While every patient wants their physician to be skilled, equally important is the patient’s need for doctors who have personal attributes that contribute to their professionalism. This is what makes human interactions vastly different from a human to robot one.
The next item on your prosthetist checklist is empathy, which is the ability to share someone’s perspective and see the world from their point of view. For healthcare providers, simply listening is not enough. A prosthetist who fully understands where you are coming from is better able to provide advice and treatments that align with your needs.
Recent studies show that patients whose doctors listen to them and demonstrate an understanding of their concerns comply more with those doctors’ orders, are more satisfied with their treatment, and enjoy better health. And, according to a 2014 study on “Physician Empathy and Subjective Evaluation of Medical Treatment Outcome in Trauma Surgery Patients”, patients who rated their surgeons as highly caring during their stay in the hospital were 20 times more likely to rate their surgery outcome as positive.
Trust is an important element in any relationship, including a patient-prosthetist dynamic. The presence of this quality allows you to effectively and unashamedly discuss your medical concerns as well as ask questions about your treatment or prosthetics. Trust between you and your prosthetist also makes you more likely to comply with your prosthetist’s instructions, and therefore, get better care.
A survey done by Consumer Reports and published in the Washington Post revealed insights from doctors on what patients can do to get the most out of their treatment.
In the survey, 76% of physicians said that forming a long-term relationship with your primary-care physician is the most important thing you can do to obtain better medical care. Forming this long-term relationship allows your prosthetist to see you as more than a patient who was assigned to them, which makes them even more invested in the outcome.
Next, 61% of the physicians surveyed said that being respectful and courteous would help them “very much”. Establishing a relationship is, after all, a two-way street.
While the findings seem to be common sense, nothing groundbreaking, the main takeaway from the study is that trust or basic courtesy on both sides of the patient-doctor equation results in better outcomes for the patient.
4. Professional Boundaries
In spite of all the talk about the importance of establishing a good relationship with your prosthetist, the last item in your checklist should be professional boundaries. Your prosthetist must be able to draw the line between trusted confidant and friend.
While there’s nothing wrong with cultivating a friendship with your prosthetist—to the point that you know about their family and they know about yours—being an effective care provider calls for the ability to communicate with patients honestly and without the fear of hurting feelings that might affect a typical friendship.
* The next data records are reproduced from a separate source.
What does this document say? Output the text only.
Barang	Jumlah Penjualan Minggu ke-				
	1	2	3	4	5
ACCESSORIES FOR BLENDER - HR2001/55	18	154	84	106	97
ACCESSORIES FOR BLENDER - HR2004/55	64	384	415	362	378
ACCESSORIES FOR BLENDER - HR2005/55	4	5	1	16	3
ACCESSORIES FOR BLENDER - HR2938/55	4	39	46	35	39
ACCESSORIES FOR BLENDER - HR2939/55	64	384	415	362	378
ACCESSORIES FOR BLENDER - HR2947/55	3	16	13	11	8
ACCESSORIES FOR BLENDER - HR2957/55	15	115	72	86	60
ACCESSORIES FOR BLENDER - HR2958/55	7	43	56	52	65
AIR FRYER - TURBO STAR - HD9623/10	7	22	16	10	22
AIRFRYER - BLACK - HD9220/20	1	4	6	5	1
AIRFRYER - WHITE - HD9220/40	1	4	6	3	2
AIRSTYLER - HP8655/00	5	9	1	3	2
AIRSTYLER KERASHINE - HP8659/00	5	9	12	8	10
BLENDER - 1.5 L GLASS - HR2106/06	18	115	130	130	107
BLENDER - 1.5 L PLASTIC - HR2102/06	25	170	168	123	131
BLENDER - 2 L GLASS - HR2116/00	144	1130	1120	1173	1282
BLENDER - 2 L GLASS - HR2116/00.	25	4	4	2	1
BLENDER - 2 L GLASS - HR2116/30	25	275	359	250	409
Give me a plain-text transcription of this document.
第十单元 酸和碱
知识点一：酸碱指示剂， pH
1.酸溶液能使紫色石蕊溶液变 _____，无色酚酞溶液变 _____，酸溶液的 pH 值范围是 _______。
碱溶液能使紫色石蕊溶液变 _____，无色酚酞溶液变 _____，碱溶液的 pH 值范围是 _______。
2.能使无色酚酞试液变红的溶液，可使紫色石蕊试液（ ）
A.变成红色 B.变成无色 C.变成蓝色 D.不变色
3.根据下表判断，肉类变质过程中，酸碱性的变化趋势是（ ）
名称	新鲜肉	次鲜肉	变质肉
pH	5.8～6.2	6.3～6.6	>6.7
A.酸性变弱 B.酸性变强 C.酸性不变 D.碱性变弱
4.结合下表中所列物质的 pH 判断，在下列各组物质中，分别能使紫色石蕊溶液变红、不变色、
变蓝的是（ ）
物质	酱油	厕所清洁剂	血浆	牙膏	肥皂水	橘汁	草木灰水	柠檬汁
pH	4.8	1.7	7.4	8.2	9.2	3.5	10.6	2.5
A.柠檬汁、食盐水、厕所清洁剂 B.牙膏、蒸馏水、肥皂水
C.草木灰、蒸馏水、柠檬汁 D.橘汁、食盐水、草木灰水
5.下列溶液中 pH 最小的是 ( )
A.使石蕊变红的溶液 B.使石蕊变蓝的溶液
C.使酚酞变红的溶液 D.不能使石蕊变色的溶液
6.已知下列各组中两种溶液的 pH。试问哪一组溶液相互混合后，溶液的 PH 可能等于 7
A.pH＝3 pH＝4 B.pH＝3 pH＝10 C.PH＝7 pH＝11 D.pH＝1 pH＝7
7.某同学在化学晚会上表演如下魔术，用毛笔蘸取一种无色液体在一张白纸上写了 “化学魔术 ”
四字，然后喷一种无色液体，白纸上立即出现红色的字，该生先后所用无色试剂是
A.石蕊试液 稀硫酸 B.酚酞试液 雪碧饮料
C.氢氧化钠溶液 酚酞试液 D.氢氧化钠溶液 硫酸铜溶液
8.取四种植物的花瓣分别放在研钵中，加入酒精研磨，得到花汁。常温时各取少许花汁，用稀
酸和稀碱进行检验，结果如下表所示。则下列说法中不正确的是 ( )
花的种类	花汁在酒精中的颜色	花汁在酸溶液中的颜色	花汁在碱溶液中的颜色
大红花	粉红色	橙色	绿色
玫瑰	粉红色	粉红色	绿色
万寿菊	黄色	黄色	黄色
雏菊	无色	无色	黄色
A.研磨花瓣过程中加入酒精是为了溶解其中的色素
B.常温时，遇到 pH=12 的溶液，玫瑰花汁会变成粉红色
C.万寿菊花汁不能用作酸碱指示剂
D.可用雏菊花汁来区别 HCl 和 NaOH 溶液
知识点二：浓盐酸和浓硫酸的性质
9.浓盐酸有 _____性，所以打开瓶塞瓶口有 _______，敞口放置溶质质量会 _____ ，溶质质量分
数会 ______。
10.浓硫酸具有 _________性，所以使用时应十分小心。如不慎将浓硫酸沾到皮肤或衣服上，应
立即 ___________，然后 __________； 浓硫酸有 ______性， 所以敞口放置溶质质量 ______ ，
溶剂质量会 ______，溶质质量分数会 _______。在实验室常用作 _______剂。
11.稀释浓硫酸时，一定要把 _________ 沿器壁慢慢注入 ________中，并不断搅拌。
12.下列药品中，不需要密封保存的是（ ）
A friend might be inclined to protect you from bad news or hard truths, a quality that you don’t want from your prosthetist.
Choosing a good prosthetist depends on many factors, including the ability to maintain strong, healthy relationships with patients. When you’re assessing your current prosthetist, or considering a new one, remember that your ability to connect may be just as important as their office location and credentials.
Ultimately, for prosthetists to be able to do their job properly, don’t be afraid to ask questions or strike a conversation that will help you heal better and even, maximize your potential.